Will Fuqua edited this page Jun 14, 2026 · 1 revision

Evaluating Code

Type C# at the prompt and press Enter to run it. The result, if any, is printed.

> Console.WriteLine("Hello World")
Hello World

> DateTime.Now.AddDays(8)
[6/7/2021 5:13:00 PM]

Multiple lines

  • Shift+Enter inserts a newline without running.
  • Enter on an incomplete statement also inserts a newline, so you can keep typing.
> var x = 5;
  var y = 8;
  x * y
40

Semicolons

  • Expressions do not need a semicolon and print their result.
  • Statements (such as assignments) need a semicolon. If one is missing, a newline is added instead of running incomplete code.
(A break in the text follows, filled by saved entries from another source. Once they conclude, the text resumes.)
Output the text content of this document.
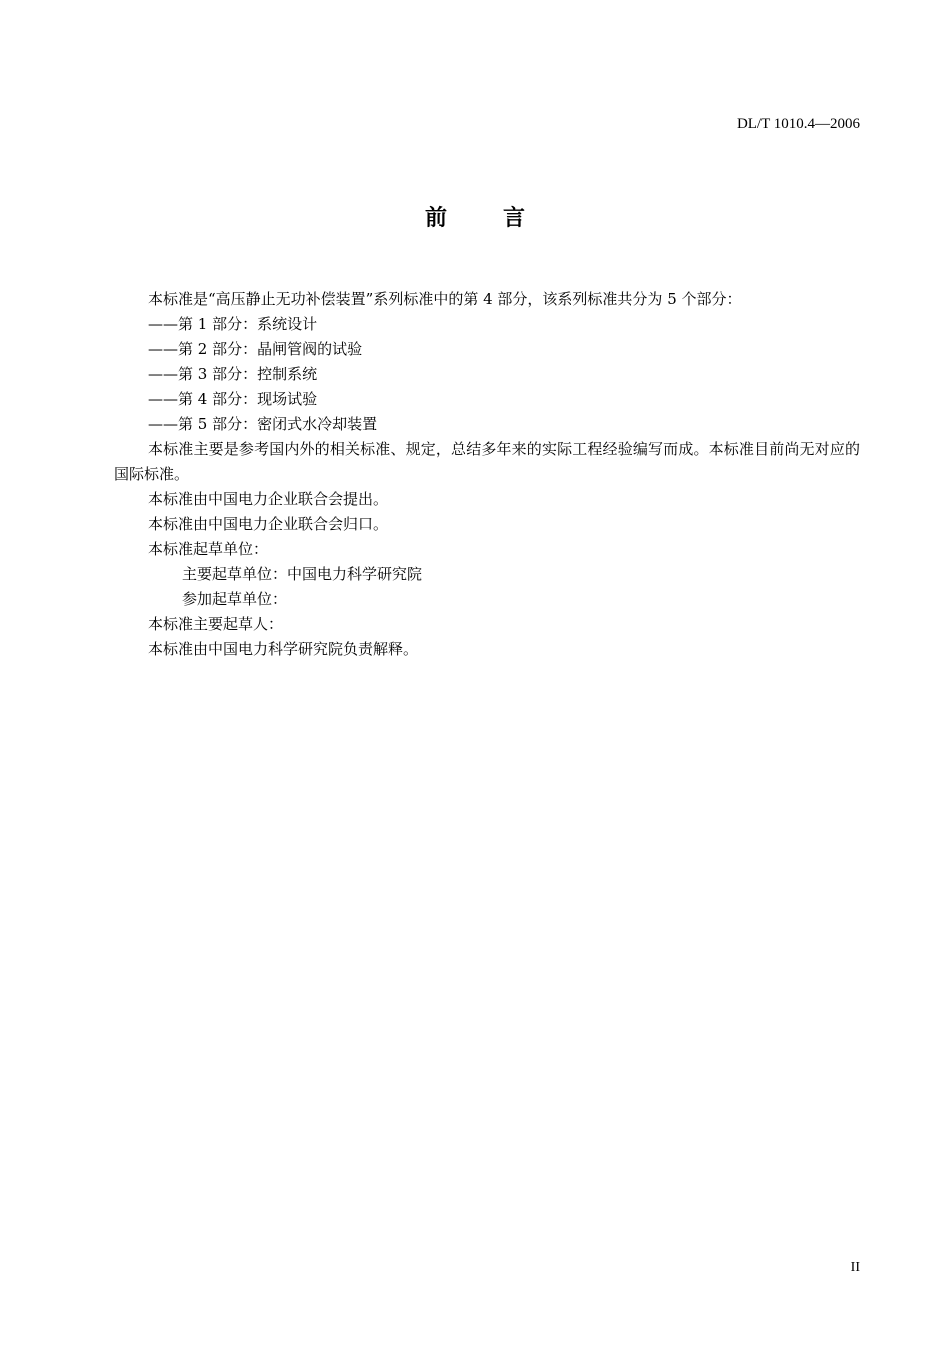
DL/T 1010.4—2006
前言

本标准是“高压静止无功补偿装置”系列标准中的第 4 部分，该系列标准共分为 5 个部分：

——第 1 部分：系统设计

——第 2 部分：晶闸管阀的试验

——第 3 部分：控制系统

——第 4 部分：现场试验

——第 5 部分：密闭式水冷却装置

本标准主要是参考国内外的相关标准、规定，总结多年来的实际工程经验编写而成。本标准目前尚无对应的国际标准。

本标准由中国电力企业联合会提出。

本标准由中国电力企业联合会归口。

本标准起草单位：

主要起草单位：中国电力科学研究院

参加起草单位：

本标准主要起草人：

本标准由中国电力科学研究院负责解释。

II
Type the semicolon to complete it.
> var now = DateTime.Now; // assignment statement, semicolon required

> DateTime.Now.AddDays(8) // expression, no semicolon needed
[6/7/2021 5:03:05 PM]

Detailed output

Press Ctrl+Enter to run code and print a detailed view of the result, with members, nested values, and stack traces.

> DateTime.Now // Enter shows a compact representation
[5/30/2021 5:13:00 PM]

> DateTime.Now // Ctrl+Enter shows a detailed representation
[5/30/2021 5:13:00 PM] {
  Date: [5/30/2021 12:00:00 AM],
  Day: 30,
  DayOfWeek: Sunday,
  DayOfYear: 150,
  ...
}

Built-in commands

  • help (or ?): show in-REPL help.
  • clear: clear the screen (same as Ctrl+L).
  • exit: end the session (same as Ctrl+D).

Running code without the interactive prompt

  • csharprepl --eval "1 + 1" runs code, prints the result, and exits.
  • csharprepl --eval-file script.csx runs a file, prints the result, and exits.
  • Pipe input through stdin to evaluate it as one batch. Add --streamPipedInput to evaluate it line by line instead.

See Configuring CSharpRepl for the full option list.